The week from hell is over~! The doctor announced that the macular hole in my retina is closed~!! Operation a success. My head has been downward, nose to my toes for a week, in order for the gas bubble in my eye to exert the proper pressure against the open hole.
By the seventh day, I had sunk into major depression, certain that I would never use my right eye again. My head down, my shoulders and neck sore from the constant slump, I was defeated by my own mortality. My life was sliding downhill. Age. Defeat. So it was a happy visit to the doctor, indeed.
Last night I was able to sleep with my head on my pillow, cheek down, instead of face down in a doughnut at the end of the bed. I rolled over (many times) instead of staying stick-still, hardly sleeping, for fear of complicating the surgery.

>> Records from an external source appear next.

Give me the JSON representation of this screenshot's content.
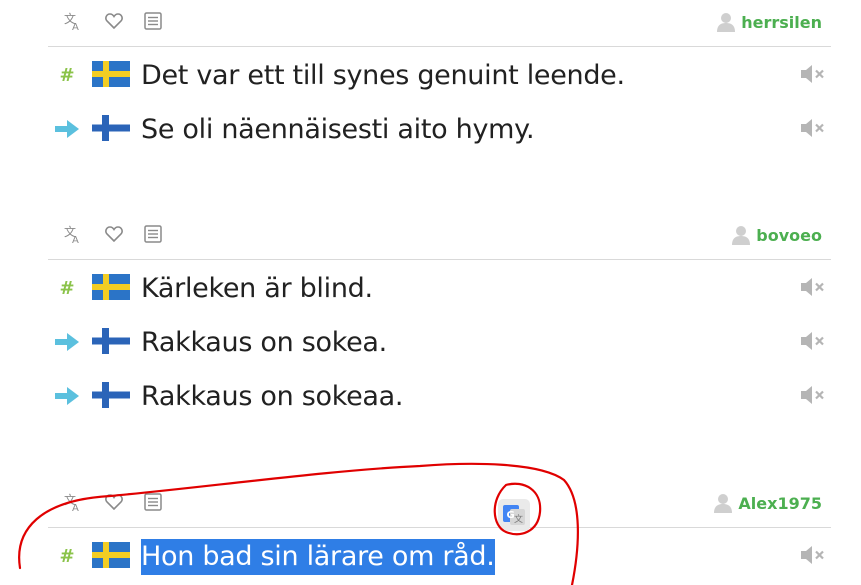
{
  "icons": {
    "translate": "translate-icon",
    "favorite": "heart-icon",
    "list": "list-icon",
    "user": "user-icon",
    "mute": "speaker-muted-icon",
    "original": "hash-icon",
    "translation": "arrow-right-icon"
  },
  "colors": {
    "username": "#4caf50",
    "hash": "#8bc34a",
    "arrow": "#5bc0de",
    "selection": "#2f7ee6",
    "annotation": "#e00000"
  },
  "cards": [
    {
      "username": "herrsilen",
      "sentences": [
        {
          "lang": "swe",
          "type": "original",
          "text": "Det var ett till synes genuint leende."
        },
        {
          "lang": "fin",
          "type": "translation",
          "text": "Se oli näennäisesti aito hymy."
        }
      ]
    },
    {
      "username": "bovoeo",
      "sentences": [
        {
          "lang": "swe",
          "type": "original",
          "text": "Kärleken är blind."
        },
        {
          "lang": "fin",
          "type": "translation",
          "text": "Rakkaus on sokea."
        },
        {
          "lang": "fin",
          "type": "translation",
          "text": "Rakkaus on sokeaa."
        }
      ]
    },
    {
      "username": "Alex1975",
      "sentences": [
        {
          "lang": "swe",
          "type": "original",
          "text": "Hon bad sin lärare om råd.",
          "selected": true
        }
      ]
    }
  ]
}
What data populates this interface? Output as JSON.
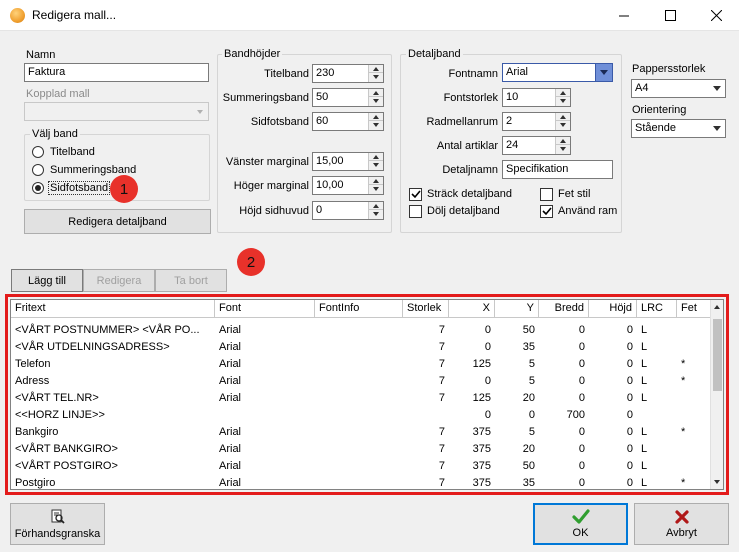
{
  "window": {
    "title": "Redigera mall..."
  },
  "namn": {
    "label": "Namn",
    "value": "Faktura"
  },
  "kopplad_mall": {
    "label": "Kopplad mall",
    "value": ""
  },
  "valj_band": {
    "title": "Välj band",
    "options": [
      "Titelband",
      "Summeringsband",
      "Sidfotsband"
    ],
    "selected": "Sidfotsband"
  },
  "redigera_detaljband": "Redigera detaljband",
  "bandhojder": {
    "title": "Bandhöjder",
    "fields": [
      {
        "label": "Titelband",
        "value": "230"
      },
      {
        "label": "Summeringsband",
        "value": "50"
      },
      {
        "label": "Sidfotsband",
        "value": "60"
      },
      {
        "label": "Vänster marginal",
        "value": "15,00"
      },
      {
        "label": "Höger marginal",
        "value": "10,00"
      },
      {
        "label": "Höjd sidhuvud",
        "value": "0"
      }
    ]
  },
  "detaljband": {
    "title": "Detaljband",
    "fontnamn": {
      "label": "Fontnamn",
      "value": "Arial"
    },
    "fontstorlek": {
      "label": "Fontstorlek",
      "value": "10"
    },
    "radmellanrum": {
      "label": "Radmellanrum",
      "value": "2"
    },
    "antal_artiklar": {
      "label": "Antal artiklar",
      "value": "24"
    },
    "detaljnamn": {
      "label": "Detaljnamn",
      "value": "Specifikation"
    },
    "checks": [
      {
        "label": "Sträck detaljband",
        "checked": true
      },
      {
        "label": "Fet stil",
        "checked": false
      },
      {
        "label": "Dölj detaljband",
        "checked": false
      },
      {
        "label": "Använd ram",
        "checked": true
      }
    ]
  },
  "pappersstorlek": {
    "label": "Pappersstorlek",
    "value": "A4"
  },
  "orientering": {
    "label": "Orientering",
    "value": "Stående"
  },
  "badges": [
    "1",
    "2"
  ],
  "list_buttons": {
    "add": "Lägg till",
    "edit": "Redigera",
    "delete": "Ta bort"
  },
  "grid": {
    "columns": [
      "Fritext",
      "Font",
      "FontInfo",
      "Storlek",
      "X",
      "Y",
      "Bredd",
      "Höjd",
      "LRC",
      "Fet"
    ],
    "rows": [
      [
        "<VÅRT POSTNUMMER>  <VÅR PO...",
        "Arial",
        "",
        "7",
        "0",
        "50",
        "0",
        "0",
        "L",
        ""
      ],
      [
        "<VÅR UTDELNINGSADRESS>",
        "Arial",
        "",
        "7",
        "0",
        "35",
        "0",
        "0",
        "L",
        ""
      ],
      [
        "Telefon",
        "Arial",
        "",
        "7",
        "125",
        "5",
        "0",
        "0",
        "L",
        "*"
      ],
      [
        "Adress",
        "Arial",
        "",
        "7",
        "0",
        "5",
        "0",
        "0",
        "L",
        "*"
      ],
      [
        "<VÅRT TEL.NR>",
        "Arial",
        "",
        "7",
        "125",
        "20",
        "0",
        "0",
        "L",
        ""
      ],
      [
        "<<HORZ LINJE>>",
        "",
        "",
        "",
        "0",
        "0",
        "700",
        "0",
        "",
        ""
      ],
      [
        "Bankgiro",
        "Arial",
        "",
        "7",
        "375",
        "5",
        "0",
        "0",
        "L",
        "*"
      ],
      [
        "<VÅRT BANKGIRO>",
        "Arial",
        "",
        "7",
        "375",
        "20",
        "0",
        "0",
        "L",
        ""
      ],
      [
        "<VÅRT POSTGIRO>",
        "Arial",
        "",
        "7",
        "375",
        "50",
        "0",
        "0",
        "L",
        ""
      ],
      [
        "Postgiro",
        "Arial",
        "",
        "7",
        "375",
        "35",
        "0",
        "0",
        "L",
        "*"
      ]
    ]
  },
  "bottom": {
    "preview": "Förhandsgranska",
    "ok": "OK",
    "cancel": "Avbryt"
  },
  "colors": {
    "highlight": "#e31b1b",
    "ok_green": "#2f9e2f",
    "cancel_red": "#b01818"
  }
}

Small freedoms, huge joys.
The gas bubble is sitting halfway up my eye. I feel that I am peering over it, like a water line in a goldfish bowl. It will slowly dissipate, and in time my vision may improve beyond its original capability. I can drive when I find myself comfortable enough to do so, with or without the bubble. The whole experience is one of the weirdest I've ever had.
I am grateful to have my eyesight.
And today I go to the kennel to collect my dogs and cat. I am missing them more than I can even relate. It broke my heart to leave them in cages. They surely think I have forsaken them. So today will be a happy, happy day at the Jackson reunion.